Mais sous ces accords pointe la rivalité féroce pour le contrôle de l’intégration économique de l’Asie. Les États-Unis avaient un temps d’avance avec le projet de partenariat transpacifique (TPP) conçu pour encercler la Chine avec douze pays. La Chine a comblé son retard en proposant un grand marché asiatique autour d’une Nouvelle Route de la soie qui rassemblerait quinze pays – à l’exclusion des États-Unis. Parallèlement, elle est le principal promoteur de la Banque asiatique d’investissement pour les infrastructures, créée le 24 octobre dernier, avec pour double objectif d’organiser l’Asie autour des Asiatiques – au premier rang desquels la Chine – et de faire pièce aux institutions de Bretton Woods jugées trop favorables à l’Occident. Enfin, elle met à profit toutes les occasions pour contester la domination américaine de l’Internet.

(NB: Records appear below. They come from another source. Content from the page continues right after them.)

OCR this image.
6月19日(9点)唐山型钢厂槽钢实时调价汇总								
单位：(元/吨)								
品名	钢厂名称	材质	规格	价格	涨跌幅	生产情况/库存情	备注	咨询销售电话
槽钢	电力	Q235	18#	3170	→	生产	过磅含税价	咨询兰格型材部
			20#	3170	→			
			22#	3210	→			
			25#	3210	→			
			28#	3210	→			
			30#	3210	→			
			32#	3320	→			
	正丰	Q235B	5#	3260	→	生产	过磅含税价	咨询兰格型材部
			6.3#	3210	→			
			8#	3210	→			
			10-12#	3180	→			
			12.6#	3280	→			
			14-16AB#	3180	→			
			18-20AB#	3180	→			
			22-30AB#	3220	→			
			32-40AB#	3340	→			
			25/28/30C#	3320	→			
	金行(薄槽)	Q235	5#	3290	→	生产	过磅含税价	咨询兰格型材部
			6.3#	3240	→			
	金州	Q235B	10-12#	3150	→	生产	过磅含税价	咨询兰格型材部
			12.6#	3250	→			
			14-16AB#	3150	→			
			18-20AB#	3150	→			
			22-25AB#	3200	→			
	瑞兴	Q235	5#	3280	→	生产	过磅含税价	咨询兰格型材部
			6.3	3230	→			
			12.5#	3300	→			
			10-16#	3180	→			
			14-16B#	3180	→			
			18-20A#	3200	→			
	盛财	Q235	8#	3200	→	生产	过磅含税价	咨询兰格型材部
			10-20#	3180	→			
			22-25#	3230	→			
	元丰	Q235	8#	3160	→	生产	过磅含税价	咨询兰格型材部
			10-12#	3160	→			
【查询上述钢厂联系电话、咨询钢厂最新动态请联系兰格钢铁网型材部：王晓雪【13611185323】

La stratégie chinoise manie la carotte et le bâton. D’un côté, les revendications territoriales, la montée en puissance militaire, les pressions économiques et financières, avec pour test les tensions avec le Japon illustrées par la poignée de mains glaciale entre Xi Jinping et Shinzo Abe. De l’autre, la volonté de calmer les craintes nées de sa volonté de puissance, via les aides économiques et financières pour les alliés ou encore l’apaisement face aux réactions violentes des peuples, à l’image de la relance des liens avec le Vietnam après les violents affrontements autour de la zone maritime exclusive.
L’adoucissement formel de la posture diplomatique en Asie va de pair avec la mise en scène d’un rôle d’arbitre et de médiateur mondial, face à des États-Unis présentés comme source d’instabilité et de conflits, notamment dans la nouvelle guerre froide qui les oppose à la Russie de Vladimir Poutine. La Chine, dont l’économie, équivalente à celle de l’URSS en 1980, est désormais huit fois plus importante, a tout à gagner à se rapprocher de la Russie et de ses hydrocarbures – d’où le contrat gazier de 400 milliards de dollars sur trente ans. Elle se pose à la fois acteur et garant d’une reprise du dialogue entre les anciennes superpuissances de la guerre froide.
Le sommet de Pékin marque ainsi un renouveau de la Chine comme empire du milieu. En évoquant le rêve chinois, Xi Jinping a marqué le caractère global de son ambition qui vise à restaurer la Chine non seulement comme puissance mais aussi comme civilisation. L’objectif consiste à assumer le leadership en termes de capacité à conduire des réformes et des stratégies de long terme, mais aussi de valeurs, d’attractivité et de créativité. Tandis que la Nouvelle Russie rejoue le XIXe, tandis que les États-Unis s’interrogent sur leur puissance perdue du XXe siècle, Xi Jinping fait du XXIe siècle celui de la Chine.